# The Reasonable Test-Maker

When it comes to tackling GRE math questions, one of the best tips I can offer is this: The GRE test-makers are reasonable people who have little interest in your computational skills.

Granted, this doesn’t sound like a very mathematical tip, but it can help you determine the best approach to a lot of questions. To see how the tip works, consider the following:

If 4x – 7y = 9, and 3x – 8y = 4, what is the value of x + y ?

(A)        2
(B)
3
(C)        4
(D)        5
(E)        6

If you were to encounter this question on the GRE, it would be perfectly natural to begin applying one of the techniques you learned in high school for solving systems of linear equations. After all, this is a system of linear equations, and you have probably solved dozens (if not hundreds) of similar systems in the past.

If you prefer the substitution method, you might take the first equation and solve it for x to get x = 7y/4 + 9/4.  Then you’d take the second equation and replace x with 7y/4 + 9/4 to get the somewhat cumbersome equation 3(7y/4 + 9/4) – 8y = 4.

At this point, the original question is not testing your ability to solve systems of equations; it’s testing whether or not you’re one of those people who latches onto a certain approach and refuses to consider other options. If you happen to be one of those people, you may continue with these calculations and waste considerable time in the process.

So, what should you do instead?

You should remember my tip and ask yourself, “Are the test-makers really interested in whether or not I can solve the equation 4(8y/5 + 11/5) – 9y = 4?”

The answer to this is a resounding NO; the test-makers do not care whether or not you are a human calculator.

So, if you truly believe (and embrace) the idea that the GRE test-makers have little interest in your computational skills, you can be certain that there MUST exist another approach to this question that does not involve solving tiresome equations.
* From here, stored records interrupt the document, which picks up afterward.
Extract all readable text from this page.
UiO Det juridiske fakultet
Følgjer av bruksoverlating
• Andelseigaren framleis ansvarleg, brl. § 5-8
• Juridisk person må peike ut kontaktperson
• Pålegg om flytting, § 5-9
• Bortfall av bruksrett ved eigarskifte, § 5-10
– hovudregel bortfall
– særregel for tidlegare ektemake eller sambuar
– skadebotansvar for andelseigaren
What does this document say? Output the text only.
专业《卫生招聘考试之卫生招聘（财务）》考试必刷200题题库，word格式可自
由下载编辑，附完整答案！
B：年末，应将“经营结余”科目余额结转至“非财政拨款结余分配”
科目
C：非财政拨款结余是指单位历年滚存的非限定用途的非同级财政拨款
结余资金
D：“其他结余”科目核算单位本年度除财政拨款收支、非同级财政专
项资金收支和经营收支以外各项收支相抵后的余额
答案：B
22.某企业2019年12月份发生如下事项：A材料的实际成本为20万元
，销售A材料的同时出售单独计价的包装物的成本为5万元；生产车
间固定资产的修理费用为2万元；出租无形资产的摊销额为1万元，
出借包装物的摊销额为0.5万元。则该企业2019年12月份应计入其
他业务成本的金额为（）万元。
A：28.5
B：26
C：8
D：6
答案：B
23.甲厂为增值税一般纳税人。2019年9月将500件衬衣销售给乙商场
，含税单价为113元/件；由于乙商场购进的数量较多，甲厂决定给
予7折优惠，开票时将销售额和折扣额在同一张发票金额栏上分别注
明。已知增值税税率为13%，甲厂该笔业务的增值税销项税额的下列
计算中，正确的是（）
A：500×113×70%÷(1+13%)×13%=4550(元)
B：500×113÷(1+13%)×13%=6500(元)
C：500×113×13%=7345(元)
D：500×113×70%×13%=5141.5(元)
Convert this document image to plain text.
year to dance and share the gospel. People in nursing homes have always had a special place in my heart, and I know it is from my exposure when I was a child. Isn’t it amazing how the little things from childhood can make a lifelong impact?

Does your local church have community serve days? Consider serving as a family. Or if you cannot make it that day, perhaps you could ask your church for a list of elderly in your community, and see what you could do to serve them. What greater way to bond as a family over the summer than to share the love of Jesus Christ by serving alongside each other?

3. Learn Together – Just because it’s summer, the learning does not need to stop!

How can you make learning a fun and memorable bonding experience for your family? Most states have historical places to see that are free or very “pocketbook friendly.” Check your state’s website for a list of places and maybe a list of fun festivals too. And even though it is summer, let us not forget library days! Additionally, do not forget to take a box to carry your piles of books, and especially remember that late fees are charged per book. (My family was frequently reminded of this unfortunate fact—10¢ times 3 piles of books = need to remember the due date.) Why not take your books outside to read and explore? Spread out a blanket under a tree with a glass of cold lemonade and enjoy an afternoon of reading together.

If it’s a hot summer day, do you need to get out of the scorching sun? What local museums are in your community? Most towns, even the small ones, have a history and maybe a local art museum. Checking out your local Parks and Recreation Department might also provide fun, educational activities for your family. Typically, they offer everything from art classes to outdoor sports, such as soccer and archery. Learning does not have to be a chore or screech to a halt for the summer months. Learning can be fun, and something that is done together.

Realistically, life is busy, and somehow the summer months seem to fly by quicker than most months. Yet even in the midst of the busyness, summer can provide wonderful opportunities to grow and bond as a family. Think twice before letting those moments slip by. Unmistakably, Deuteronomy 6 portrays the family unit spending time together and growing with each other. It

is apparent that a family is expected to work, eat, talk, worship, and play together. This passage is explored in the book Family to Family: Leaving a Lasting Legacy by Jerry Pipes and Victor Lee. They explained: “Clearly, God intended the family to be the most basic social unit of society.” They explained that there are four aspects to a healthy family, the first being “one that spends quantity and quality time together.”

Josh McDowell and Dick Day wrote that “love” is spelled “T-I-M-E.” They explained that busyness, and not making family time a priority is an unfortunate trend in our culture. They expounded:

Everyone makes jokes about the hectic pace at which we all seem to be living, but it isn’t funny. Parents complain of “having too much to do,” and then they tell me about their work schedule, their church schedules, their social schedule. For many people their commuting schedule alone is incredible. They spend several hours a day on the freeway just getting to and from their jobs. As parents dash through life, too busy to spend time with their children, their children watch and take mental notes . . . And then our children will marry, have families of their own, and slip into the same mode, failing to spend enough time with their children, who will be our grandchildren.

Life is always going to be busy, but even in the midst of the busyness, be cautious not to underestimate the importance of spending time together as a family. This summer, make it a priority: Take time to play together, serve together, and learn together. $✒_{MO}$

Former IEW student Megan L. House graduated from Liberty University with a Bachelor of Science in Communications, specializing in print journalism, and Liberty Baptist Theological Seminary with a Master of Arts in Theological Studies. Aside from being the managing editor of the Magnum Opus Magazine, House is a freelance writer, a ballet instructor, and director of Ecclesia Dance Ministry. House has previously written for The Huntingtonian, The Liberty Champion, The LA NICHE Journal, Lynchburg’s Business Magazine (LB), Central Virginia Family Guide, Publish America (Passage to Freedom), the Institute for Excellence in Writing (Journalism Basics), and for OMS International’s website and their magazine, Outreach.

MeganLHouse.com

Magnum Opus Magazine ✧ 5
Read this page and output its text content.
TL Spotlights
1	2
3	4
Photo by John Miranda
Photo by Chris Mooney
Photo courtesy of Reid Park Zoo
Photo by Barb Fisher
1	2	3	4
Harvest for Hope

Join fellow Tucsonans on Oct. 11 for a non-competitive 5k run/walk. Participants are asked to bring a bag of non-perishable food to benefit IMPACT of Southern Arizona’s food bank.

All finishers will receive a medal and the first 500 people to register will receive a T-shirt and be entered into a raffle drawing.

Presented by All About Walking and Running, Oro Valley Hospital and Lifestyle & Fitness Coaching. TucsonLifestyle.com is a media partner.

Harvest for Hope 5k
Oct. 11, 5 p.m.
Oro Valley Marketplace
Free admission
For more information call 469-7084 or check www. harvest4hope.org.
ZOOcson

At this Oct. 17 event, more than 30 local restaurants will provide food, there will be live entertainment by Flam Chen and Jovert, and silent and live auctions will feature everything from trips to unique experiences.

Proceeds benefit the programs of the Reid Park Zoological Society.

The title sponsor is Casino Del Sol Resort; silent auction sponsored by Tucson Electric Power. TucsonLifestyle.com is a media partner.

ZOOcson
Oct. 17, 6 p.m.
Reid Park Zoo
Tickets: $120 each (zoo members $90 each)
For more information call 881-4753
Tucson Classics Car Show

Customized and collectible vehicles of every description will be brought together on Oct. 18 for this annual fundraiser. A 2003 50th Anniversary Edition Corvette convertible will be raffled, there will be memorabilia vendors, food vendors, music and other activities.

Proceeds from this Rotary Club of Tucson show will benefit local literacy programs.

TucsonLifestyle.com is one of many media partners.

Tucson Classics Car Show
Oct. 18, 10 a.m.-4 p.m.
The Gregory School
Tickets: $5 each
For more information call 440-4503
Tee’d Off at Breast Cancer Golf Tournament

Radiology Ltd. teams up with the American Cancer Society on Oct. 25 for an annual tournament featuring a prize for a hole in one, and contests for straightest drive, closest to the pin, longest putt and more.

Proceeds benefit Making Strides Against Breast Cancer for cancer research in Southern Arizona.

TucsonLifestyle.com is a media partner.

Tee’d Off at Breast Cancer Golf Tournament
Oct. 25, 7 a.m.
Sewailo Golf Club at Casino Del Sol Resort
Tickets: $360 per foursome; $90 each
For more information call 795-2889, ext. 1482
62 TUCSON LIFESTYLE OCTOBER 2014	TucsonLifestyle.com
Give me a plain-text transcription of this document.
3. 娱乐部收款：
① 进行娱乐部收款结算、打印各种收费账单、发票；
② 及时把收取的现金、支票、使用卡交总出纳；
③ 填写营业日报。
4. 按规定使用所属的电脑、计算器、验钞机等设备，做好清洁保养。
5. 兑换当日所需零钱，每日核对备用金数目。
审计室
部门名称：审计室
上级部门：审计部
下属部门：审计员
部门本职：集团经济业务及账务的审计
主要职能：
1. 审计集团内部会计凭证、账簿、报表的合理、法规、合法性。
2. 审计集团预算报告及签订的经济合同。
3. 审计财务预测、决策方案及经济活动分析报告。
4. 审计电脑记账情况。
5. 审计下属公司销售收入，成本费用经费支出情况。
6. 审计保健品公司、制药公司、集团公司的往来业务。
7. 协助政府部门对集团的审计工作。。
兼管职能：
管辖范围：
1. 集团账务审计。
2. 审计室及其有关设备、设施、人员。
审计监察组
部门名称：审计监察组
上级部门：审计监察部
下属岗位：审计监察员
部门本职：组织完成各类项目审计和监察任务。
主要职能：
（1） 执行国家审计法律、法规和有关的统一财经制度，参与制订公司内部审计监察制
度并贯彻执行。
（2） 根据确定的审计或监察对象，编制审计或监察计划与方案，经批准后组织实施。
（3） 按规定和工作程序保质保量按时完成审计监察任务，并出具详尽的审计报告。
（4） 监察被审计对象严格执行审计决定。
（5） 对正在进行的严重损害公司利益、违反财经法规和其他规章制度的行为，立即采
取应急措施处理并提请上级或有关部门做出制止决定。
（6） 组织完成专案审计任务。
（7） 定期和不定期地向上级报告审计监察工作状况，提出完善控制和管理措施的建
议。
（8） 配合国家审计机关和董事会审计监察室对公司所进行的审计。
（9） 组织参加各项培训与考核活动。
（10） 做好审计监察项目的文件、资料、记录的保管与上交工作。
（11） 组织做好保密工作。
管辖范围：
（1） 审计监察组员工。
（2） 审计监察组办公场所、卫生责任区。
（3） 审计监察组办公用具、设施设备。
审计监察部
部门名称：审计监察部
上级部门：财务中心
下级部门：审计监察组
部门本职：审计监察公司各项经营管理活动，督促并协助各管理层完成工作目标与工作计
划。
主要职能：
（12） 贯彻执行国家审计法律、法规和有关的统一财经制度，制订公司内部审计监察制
Now, what is that approach?

Well, the trick here is to recognize that the question does not ask us to find the individual values of x and y. Instead, we are asked to find the sum of x and y.  So, if we happen to notice that the x-coefficients (4 and 3) differ by 1, and the y-coefficients differ by 1, we might recognize that something convenient happens when we subtract the second equation from the first equation:

4x – 7y = 9

-   3x – 8y = 4

+  y  = 5

When we do this, we get x + y = 5. So, the answer is D.

Granted, this is a tricky question. As such, you may have missed the time-saving shortcut. In that case, you would be forced to solve the system of equations. So, just knowing that the test-makers have little interest in your computational skills does not necessarily mean you’ll instantly spot shortcuts. However, by accepting the fact that the test-makers are reasonable, you’ll be better able to assess the practicality of certain approaches, and you’ll be able to identify instances where an easier approach must exist.